Em 2011, ela se mudou para Salalah, capital da Dhofar, e montou a Enfleurage. Hoje baseada em Muscat, Harris vende para pequenas casas de perfumes internacionais, empresas de óleo essencial e “pessoas que querem boutique, incenso de alta qualidade e que não precisam de 1.000 kg”. Ela produz 2kg a 3kg por dia de essência de Boswellia sacra, no valor de £555 por kg.

Virtualmente todo o incenso Omani é colhido de árvores Boswellia sacra que crescem selvagens no deserto de Dhofar, e são propriedade das tribos locais. A colheita começa a cada mês de Abril, pois o aumento das temperaturas faz com que a seiva flua mais facilmente. Os trabalhadores cortam pequenas incisões na casca, fazendo com que ela escorra uma seiva branca e leitosa que goteja pela árvore como se fosse cera de vela. A seiva é deixada por 10 dias para solidificar em uma goma. Após as ‘lágrimas’ serem raspadas, os agricultores cortam o mesmo local novamente. Repetem este processo várias vezes, com a colheita final de outono produzindo a resina mais pálida e valiosa. Depois de cerca de cinco anos de colheita, a árvore não é tocada durante os próximos cinco anos.

No entanto, nos últimos anos, as raras árvores Boswellia sacra de Omã têm sido ameaçadas pela procura global. “O interesse renovado pelo incenso em óleos essenciais e medicina holística no mercado internacional aumentou o stress no habitat natural da Boswellia”, disse o botânico Joshua Eslamieh, autor de Cultivation of Boswellia: Sacred Trees of Frankincense.

Boswellia sacra está agora listada na Lista Vermelha Internacional de Espécies Ameaçadas como ‘Quase Ameaçadas’, e um estudo recente publicado na Nature afirma que a árvore está a morrer tão rapidamente que a produção de incenso irá diminuir em 50% nos próximos 20 anos. Outro relatório adverte que a produção já caiu de uma média de 10 kg por árvore para apenas 3,3 kg, e descobriu que a população de árvores Boswellia sacra na Reserva Natural Jabal Samhan de Dhofar diminuiu 85% nas últimas duas décadas.

Omanis jura que as ‘lágrimas’ de incenso branco de Jabal Samhan ou Hasik são melhores

Os cientistas apontaram a seca, o sobrepastoreio, os ataques de insectos e a colheita ilícita por contrabandistas somalis armados como razões para o declínio da resina – o que levou o Sultão de Omã a empregar guardas armados para proteger os vales nos últimos anos.

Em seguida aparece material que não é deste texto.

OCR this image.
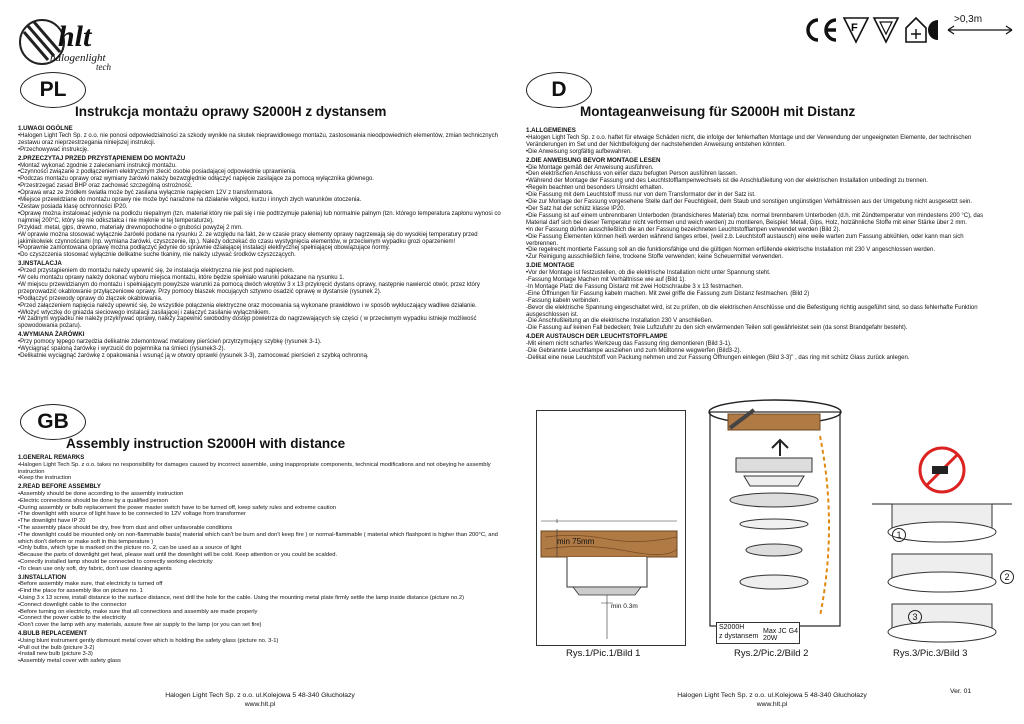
hlt
halogenlight
tech
F
>0,3m
PL
Instrukcja montażu oprawy S2000H z dystansem
1.UWAGI OGÓLNE

•Halogen Light Tech Sp. z o.o. nie ponosi odpowiedzialności za szkody wynikłe na skutek nieprawidłowego montażu, zastosowania nieodpowiednich elementów, zmian technicznych zestawu oraz nieprzestrzegania niniejszej instrukcji.

•Przechowywać instrukcję.

2.PRZECZYTAJ PRZED PRZYSTĄPIENIEM DO MONTAŻU

•Montaż wykonać zgodnie z zaleceniami instrukcji montażu.

•Czynności związane z podłączeniem elektrycznym zlecić osobie posiadającej odpowiednie uprawnienia.

•Podczas montażu oprawy oraz wymiany żarówki należy bezwzględnie odłączyć napięcie zasilające za pomocą wyłącznika głównego.

•Przestrzegać zasad BHP oraz zachować szczególną ostrożność.

•Oprawa wraz ze źródłem światła może być zasilana wyłącznie napięciem 12V z transformatora.

•Miejsce przewidziane do montażu oprawy nie może być narażone na działanie wilgoci, kurzu i innych złych warunków otoczenia.

•Zestaw posiada klasę ochronności IP20.

•Oprawę można instalować jedynie na podłożu niepalnym (tzn. materiał który nie pali się i nie podtrzymuje palenia) lub normalnie palnym (tzn. którego temperatura zapłonu wynosi co najmniej 200°C, który się nie odkształca i nie mięknie w tej temperaturze).

Przykład: metal, gips, drewno, materiały drewnopochodne o grubości powyżej 2 mm.

•W oprawie można stosować wyłącznie żarówki podane na rysunku 2. ze względu na fakt, że w czasie pracy elementy oprawy nagrzewają się do wysokiej temperatury przed jakimikolwiek czynnościami (np. wymiana żarówki, czyszczenie, itp.). Należy odczekać do czasu wystygnięcia elementów, w przeciwnym wypadku grozi oparzeniem!

•Poprawnie zamontowana oprawę można podłączyć jedynie do sprawnie działającej instalacji elektrycznej spełniającej obowiązujące normy.

•Do czyszczenia stosować wyłącznie delikatne suche tkaniny, nie należy używać środków czyszczących.

3.INSTALACJA

•Przed przystąpieniem do montażu należy upewnić się, że instalacja elektryczna nie jest pod napięciem.

•W celu montażu oprawy należy dokonać wyboru miejsca montażu, które będzie spełniało warunki pokazane na rysunku 1.

•W miejscu przewidzianym do montażu i spełniającym powyższe warunki za pomocą dwóch wkrętów 3 x 13 przykręcić dystans oprawy, następnie nawiercić otwór, przez który przeprowadzić okablowanie przyłączeniowe oprawy. Przy pomocy blaszek mocujących sztywno osadzić oprawę w dystansie (rysunek 2).

•Podłączyć przewody oprawy do złączek okablowania.

•Przed załączeniem napięcia należy upewnić się, że wszystkie połączenia elektryczne oraz mocowania są wykonane prawidłowo i w sposób wykluczający wadliwe działanie.

•Włożyć wtyczkę do gniazda sieciowego instalacji zasilającej i załączyć zasilanie wyłącznikiem.

•W żadnym wypadku nie należy przykrywać oprawy, należy zapewnić swobodny dostęp powietrza do nagrzewających się części ( w przeciwnym wypadku istnieje możliwość spowodowania pożaru).

4.WYMIANA ŻARÓWKI

•Przy pomocy tępego narzędzia delikatnie zdemontować metalowy pierścień przytrzymujący szybkę (rysunek 3-1).

•Wyciągnąć spaloną żarówkę i wyrzucić do pojemnika na śmieci (rysunek3-2).

•Delikatnie wyciągnąć żarówkę z opakowania i wsunąć ją w otwory oprawki (rysunek 3-3), zamocować pierścień z szybką ochronną.

D
Montageanweisung für S2000H mit Distanz
1.ALLGEMEINES

•Halogen Light Tech Sp. z o.o. haftet für etwaige Schäden nicht, die infolge der fehlerhaften Montage und der Verwendung der ungeeigneten Elemente, der technischen Veränderungen im Set und der Nichtbefolgung der nachstehenden Anweisung entstehen könnten.

•Die Anweisung sorgfältig aufbewahren.

2.DIE ANWEISUNG BEVOR MONTAGE LESEN

•Die Montage gemäß der Anweisung ausführen.

•Den elektrischen Anschluss von einer dazu befugten Person ausführen lassen.

•Während der Montage der Fassung und des Leuchtstofflampenwechsels ist die Anschlußleitung von der elektrischen Installation unbedingt zu trennen.

•Regeln beachten und besonders Umsicht erhalten.

•Die Fassung mit dem Leuchtstoff muss nur von dem Transformator der in der Satz ist.

•Die zur Montage der Fassung vorgesehene Stelle darf der Feuchtigkeit, dem Staub und sonstigen ungünstigen Verhältnissen aus der Umgebung nicht ausgesetzt sein.

•Der Satz hat der schütz klasse IP20.

•Die Fassung ist auf einem unbrennbaren Unterboden (brandsicheres Material) bzw. normal brennbarem Unterboden (d.h. mit Zündtemperatur von mindestens 200 °C), das Material darf sich bei dieser Temperatur nicht verformen und weich werden) zu montieren, Beispiel: Metall, Gips, Holz, holzähnliche Stoffe mit einer Stärke über 2 mm.

•In der Fassung dürfen ausschließlich die an der Fassung bezeichneten Leuchtstofflampen verwendet werden (Bild 2).

•Die Fassung Elementen können heiß werden während langes erbei, (weil z.b. Leuchtstoff austausch) eine weile warten zum Fassung abkühlen, oder kann man sich verbrennen.

•Die regelrecht montierte Fassung soll an die funktionsfähige und die gültigen Normen erfüllende elektrische Installation mit 230 V angeschlossen werden.

•Zur Reinigung ausschließlich feine, trockene Stoffe verwenden; keine Scheuermittel verwenden.

3.DIE MONTAGE

•Vor der Montage ist festzustellen, ob die elektrische Installation nicht unter Spannung steht.

-Fassung Montage Machen mit Verhältnisse wie auf (Bild 1).

-In Montage Platz die Fassung Distanz mit zwei Holzschraube 3 x 13 festmachen.

-Eine Öffnungen für Fassung kabeln machen. Mit zwei griffe die Fassung zum Distanz festmachen. (Bild 2)

-Fassung kabeln verbinden.

-Bevor die elektrische Spannung eingeschaltet wird, ist zu prüfen, ob die elektrischen Anschlüsse und die Befestigung richtig ausgeführt sind, so dass fehlerhafte Funktion ausgeschlossen ist.

-Die Anschlußleitung an die elektrische Installation 230 V anschließen.

-Die Fassung auf keinen Fall bedecken; freie Luftzufuhr zu den sich erwärmenden Teilen soll gewährleistet sein (da sonst Brandgefahr besteht).

4.DER AUSTAUSCH DER LEUCHTSTOFFLAMPE

-Mit einem nicht scharfes Werkzeug das Fassung ring demontieren (Bild 3-1).

-Die Gebrannte Leuchtlampe ausziehen und zum Mülltonne wegwerfen (Bild3-2).

-Delikat eine neue Leuchtstoff von Packung nehmen und zur Fassung Öffnungen einlegen (Bild 3-3)" , das ring mit schütz Glass zurück anlegen.

GB
Assembly instruction S2000H with distance
1.GENERAL REMARKS

•Halogen Light Tech Sp. z o.o. takes no responsibility for damages caused by incorrect assemble, using inappropriate components, technical modifications and not obeying he assembly instruction

•Keep the instruction

2.READ BEFORE ASSEMBLY

•Assembly should be done according to the assembly instruction

•Electric connections should be done by a qualified person

•During assembly or bulb replacement the power master switch have to be turned off, keep safety rules and extreme caution

•The downlight with source of light have to be connected to 12V voltage from transformer

•The downlight have IP 20

•The assembly place should be dry, free from dust and other unfavorable conditions

•The downlight could be mounted only on non-flammable basis( material which can't be burn and don't keep fire ) or normal-flammable ( material which flashpoint is higher than 200°C, and which don't deform or make soft in this temperature )

•Only bulbs, which type is marked on the picture no. 2, can be used as a source of light

•Because the parts of downlight get heat, please wait until the downlight will be cold. Keep attention or you could be scalded.

•Correctly installed lamp should be connected to correctly working electricity

•To clean use only soft, dry fabric, don't use cleaning agents

3.INSTALLATION

•Before assembly make sure, that electricity is turned off

•Find the place for assembly like on picture no. 1

•Using 3 x 13 screw, install distance to the surface distance, next drill the hole for the cable. Using the mounting metal plate firmly settle the lamp inside distance (picture no.2)

•Connect downlight cable to the connector

•Before turning on electricity, make sure that all connections and assembly are made properly

•Connect the power cable to the electricity

•Don't cover the lamp with any materials, assure free air supply to the lamp (or you can set fire)

4.BULB REPLACEMENT

•Using blunt instrument gently dismount metal cover which is holding the safety glass (picture no. 3-1)

•Pull out the bulb (picture 3-2)

•Install new bulb (picture 3-3)

•Assembly metal cover with safety glass

min 75mm
min 0.3m
Rys.1/Pic.1/Bild 1
S2000H
z dystansem
Max JC G4 20W
Rys.2/Pic.2/Bild 2
1
2
3
Rys.3/Pic.3/Bild 3
Halogen Light Tech Sp. z o.o. ul.Kolejowa 5 48-340 Głuchołazy
www.hlt.pl
Halogen Light Tech Sp. z o.o. ul.Kolejowa 5 48-340 Głuchołazy
www.hlt.pl
Ver. 01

Yet de acordo com o gerente de projetos da Sociedade Ambiental de Omã, Dr Mohsin Al Amri, a colheita insustentável é a maior ameaça da planta. “Os trabalhadores menos experientes e em tempo parcial estão a danificar as árvores ao renunciar às técnicas tradicionais de colheita”, disse ele. Árvores menores e imaturas estão sendo exploradas, árvores maduras estão sendo sobreexploradas para atender à crescente demanda e menos mudas de Boswellia estão sobrevivendo para se tornarem mudas e árvores maduras”.

Eu nunca teria sabido, observando a maré de Omãis inspecionando montanhas de pepitas de incenso em Mutrah Souq, classificadas e cotadas de acordo com a cor e a fonte.

As ruelas de becos do bazar acabaram me levando a derramar no calçadão de Mutrah Corniche, em frente ao porto de Muscat, curvando-se ao longo da linha costeira do Mar Arábico. Foi dominada, primorosamente, pela cúpula turquesa e minarete da Mesquita Central de Mutrah. Os dhows tradicionais eram enrolados em uma baía envolta por henna queimada de cor montanhosa. As ululações de imãs chamavam os fiéis à oração, e o ar era redolente com a fragrância inconfundível do aroma da assinatura de Omã.